HP has built what it calls its most powerful Windows AI PC ever — the ZGX Fury GB300. It is a deskside workstation aimed at AI engineers and enterprise teams who need data-center-level compute without renting a cloud server. On paper, the specs are extraordinary. In practice, it is a very specific machine for a very specific type of user.
What It Is
The ZGX Fury GB300 runs on NVIDIA’s GB300 Grace Blackwell Ultra Desktop Superchip. That is not a graphics card dropped into a standard tower. It is a tightly integrated CPU-GPU combo — one 72-core ARM Neoverse V2 CPU paired with a single Blackwell Ultra (B300) GPU — all sharing 748GB of coherent unified memory. The CPU side holds 496GB of LPDDR5X; the GPU side holds 252GB of HBM3e. Both pools communicate over NVLink-C2C at 900GB/s bidirectional bandwidth.
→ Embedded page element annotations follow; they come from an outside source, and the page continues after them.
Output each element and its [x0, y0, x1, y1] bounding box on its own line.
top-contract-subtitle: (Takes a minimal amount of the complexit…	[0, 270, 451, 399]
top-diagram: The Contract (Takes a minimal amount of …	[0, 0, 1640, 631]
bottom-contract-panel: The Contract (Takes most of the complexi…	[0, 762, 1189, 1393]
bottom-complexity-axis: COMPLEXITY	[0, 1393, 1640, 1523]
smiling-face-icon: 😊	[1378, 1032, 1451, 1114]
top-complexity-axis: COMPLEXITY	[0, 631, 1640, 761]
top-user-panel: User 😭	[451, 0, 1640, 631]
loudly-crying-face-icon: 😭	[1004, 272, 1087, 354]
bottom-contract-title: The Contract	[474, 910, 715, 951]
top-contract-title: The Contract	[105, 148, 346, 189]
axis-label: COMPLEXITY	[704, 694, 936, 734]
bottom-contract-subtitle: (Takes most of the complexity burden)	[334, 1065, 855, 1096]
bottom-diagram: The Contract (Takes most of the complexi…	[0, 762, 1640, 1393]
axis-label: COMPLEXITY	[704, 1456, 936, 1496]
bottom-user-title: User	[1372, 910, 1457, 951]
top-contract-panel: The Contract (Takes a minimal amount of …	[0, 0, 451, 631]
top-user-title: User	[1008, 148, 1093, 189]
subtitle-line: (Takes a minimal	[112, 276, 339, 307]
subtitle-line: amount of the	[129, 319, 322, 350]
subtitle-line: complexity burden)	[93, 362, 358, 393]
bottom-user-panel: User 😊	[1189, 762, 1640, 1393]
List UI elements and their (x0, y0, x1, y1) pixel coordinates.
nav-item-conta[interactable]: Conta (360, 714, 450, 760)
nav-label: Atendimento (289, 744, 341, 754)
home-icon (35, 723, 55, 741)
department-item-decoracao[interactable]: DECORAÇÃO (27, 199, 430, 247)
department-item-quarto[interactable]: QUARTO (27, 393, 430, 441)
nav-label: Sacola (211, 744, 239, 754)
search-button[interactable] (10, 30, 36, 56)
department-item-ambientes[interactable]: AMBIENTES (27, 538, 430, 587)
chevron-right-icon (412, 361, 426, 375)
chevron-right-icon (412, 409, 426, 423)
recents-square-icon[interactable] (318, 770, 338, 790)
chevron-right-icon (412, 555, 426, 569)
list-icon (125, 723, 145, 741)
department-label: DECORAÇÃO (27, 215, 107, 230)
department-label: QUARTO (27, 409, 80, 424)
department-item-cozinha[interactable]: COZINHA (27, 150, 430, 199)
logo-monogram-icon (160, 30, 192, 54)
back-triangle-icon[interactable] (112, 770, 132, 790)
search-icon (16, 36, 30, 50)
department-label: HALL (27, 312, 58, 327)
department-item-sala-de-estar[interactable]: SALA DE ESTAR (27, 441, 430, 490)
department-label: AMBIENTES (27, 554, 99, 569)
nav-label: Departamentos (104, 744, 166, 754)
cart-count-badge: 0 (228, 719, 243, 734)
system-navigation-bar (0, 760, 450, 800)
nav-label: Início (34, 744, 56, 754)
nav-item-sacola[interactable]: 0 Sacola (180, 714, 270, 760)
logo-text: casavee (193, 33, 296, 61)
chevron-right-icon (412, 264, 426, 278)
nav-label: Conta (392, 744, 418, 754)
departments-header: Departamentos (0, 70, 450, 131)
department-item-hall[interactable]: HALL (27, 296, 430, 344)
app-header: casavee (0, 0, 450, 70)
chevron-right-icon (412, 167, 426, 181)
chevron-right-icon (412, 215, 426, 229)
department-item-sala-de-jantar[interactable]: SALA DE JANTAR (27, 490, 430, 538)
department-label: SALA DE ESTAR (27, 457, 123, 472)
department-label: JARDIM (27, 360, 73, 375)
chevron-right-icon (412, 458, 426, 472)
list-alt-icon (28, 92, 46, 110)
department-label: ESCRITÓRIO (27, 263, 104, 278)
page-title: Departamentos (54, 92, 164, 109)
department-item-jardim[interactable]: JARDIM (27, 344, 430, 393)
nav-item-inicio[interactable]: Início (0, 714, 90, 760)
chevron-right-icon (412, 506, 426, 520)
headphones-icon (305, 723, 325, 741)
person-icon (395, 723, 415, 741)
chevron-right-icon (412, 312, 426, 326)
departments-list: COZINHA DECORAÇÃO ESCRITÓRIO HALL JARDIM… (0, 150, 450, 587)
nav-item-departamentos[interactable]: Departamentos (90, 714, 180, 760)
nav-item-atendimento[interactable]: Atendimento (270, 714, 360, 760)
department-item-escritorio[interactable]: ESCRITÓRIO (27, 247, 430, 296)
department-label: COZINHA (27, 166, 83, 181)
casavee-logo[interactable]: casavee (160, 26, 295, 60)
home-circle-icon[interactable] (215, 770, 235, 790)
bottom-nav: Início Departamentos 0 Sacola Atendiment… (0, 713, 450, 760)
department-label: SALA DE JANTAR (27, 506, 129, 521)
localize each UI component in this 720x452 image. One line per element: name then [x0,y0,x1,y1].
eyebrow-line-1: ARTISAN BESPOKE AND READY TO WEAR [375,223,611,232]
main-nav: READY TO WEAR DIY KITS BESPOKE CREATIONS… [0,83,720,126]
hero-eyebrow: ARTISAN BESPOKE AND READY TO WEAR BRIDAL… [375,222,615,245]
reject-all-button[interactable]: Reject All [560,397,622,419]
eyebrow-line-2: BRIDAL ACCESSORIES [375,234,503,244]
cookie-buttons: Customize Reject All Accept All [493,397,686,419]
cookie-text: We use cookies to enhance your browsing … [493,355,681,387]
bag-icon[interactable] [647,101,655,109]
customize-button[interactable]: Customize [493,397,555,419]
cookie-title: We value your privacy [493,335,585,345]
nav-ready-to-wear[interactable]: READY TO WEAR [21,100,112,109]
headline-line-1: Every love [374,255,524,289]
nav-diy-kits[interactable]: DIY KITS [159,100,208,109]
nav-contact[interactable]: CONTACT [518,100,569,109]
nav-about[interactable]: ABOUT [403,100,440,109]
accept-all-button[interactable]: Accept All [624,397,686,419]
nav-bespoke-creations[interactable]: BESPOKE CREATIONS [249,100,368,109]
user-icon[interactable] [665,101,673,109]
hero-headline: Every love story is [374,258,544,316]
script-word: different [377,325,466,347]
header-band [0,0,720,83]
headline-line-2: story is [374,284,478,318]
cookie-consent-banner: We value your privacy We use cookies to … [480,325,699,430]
To put that number in context: most desktop GPUs top out at 24–80GB of VRAM. This machine has roughly 10 times that, accessible as a single flat memory space. No model sharding, no memory-offloading tricks.
Most Important Capability: Trillion-Parameter Inference
The headline feature is local trillion-parameter model inference at FP16 or BF16 precision. The sweet spot HP and NVIDIA target is 400B+ parameter models — the class of AI just below the absolute frontier. For most teams, running a 70B model locally is already fast. Running a 405B model on a single workstation, without cloud latency, is genuinely new territory for a box that sits on your desk.
AI compute peaks at 20 PFLOPS in NVFP4/FP4 precision, which covers quantized inference workloads. For training and fine-tuning at higher precision, throughput will be lower, but the 8 TB/s of HBM3e GPU memory bandwidth means data movement is rarely the bottleneck.
Networking Is Not an Afterthought
Built into the system is a dual-port NVIDIA ConnectX-8 SuperNIC running at 400Gb/s per port via QSFP connectors. This is not a consumer ethernet upgrade. It is designed for teams that chain multiple AI systems together or need low-latency access to shared storage and data pipelines. If you are running standalone inference on one machine, you will not use most of this bandwidth. If you are part of a larger infrastructure, it means the ZGX Fury GB300 can keep up.
Power and Form Factor
The system draws power from a single 1600W 80 PLUS Gold ATX supply, though the GPU can pull up to 1800W through 12V-2×6 connectors. That is a meaningful electrical load — expect to check your rack or room power setup before ordering. The chassis follows NVIDIA’s DGX Station architecture and is designed for deskside placement, not rack mounting. It runs Windows, which is either practical (familiar software stack, enterprise IT compatibility) or limiting, depending on your workflow.
Who Should Actually Buy This
The target is clear: AI engineers prototyping, fine-tuning, or running inference on large models who want to do it locally rather than on cloud infrastructure. The reasons to go local vary — latency, data privacy, recurring cloud cost, or simply faster iteration cycles. For a team spending heavily on GPU cloud instances for LLM work, a single ZGX Fury GB300 could pay itself off over time.
If your models are under 70B parameters, this is overkill. A high-end workstation GPU handles that range fine. The GB300’s memory advantage only becomes decisive when you need to hold hundreds of billions of parameters in active memory at once without compression.
What We Do Not Know Yet
HP has not published a retail price. Given the hardware — this is DGX Station-class compute on a Windows platform — expect the cost to land well above standard workstation pricing. Enterprise procurement channels are the likely path to purchase.
Quick Verdict: The HP ZGX Fury GB300 is purpose-built for one job — running massive AI models locally — and it does that job better than anything else currently available in a deskside form factor. If your workload genuinely demands 400B+ parameter models, this machine removes the main obstacle. For everyone else, it is impressive but not practical.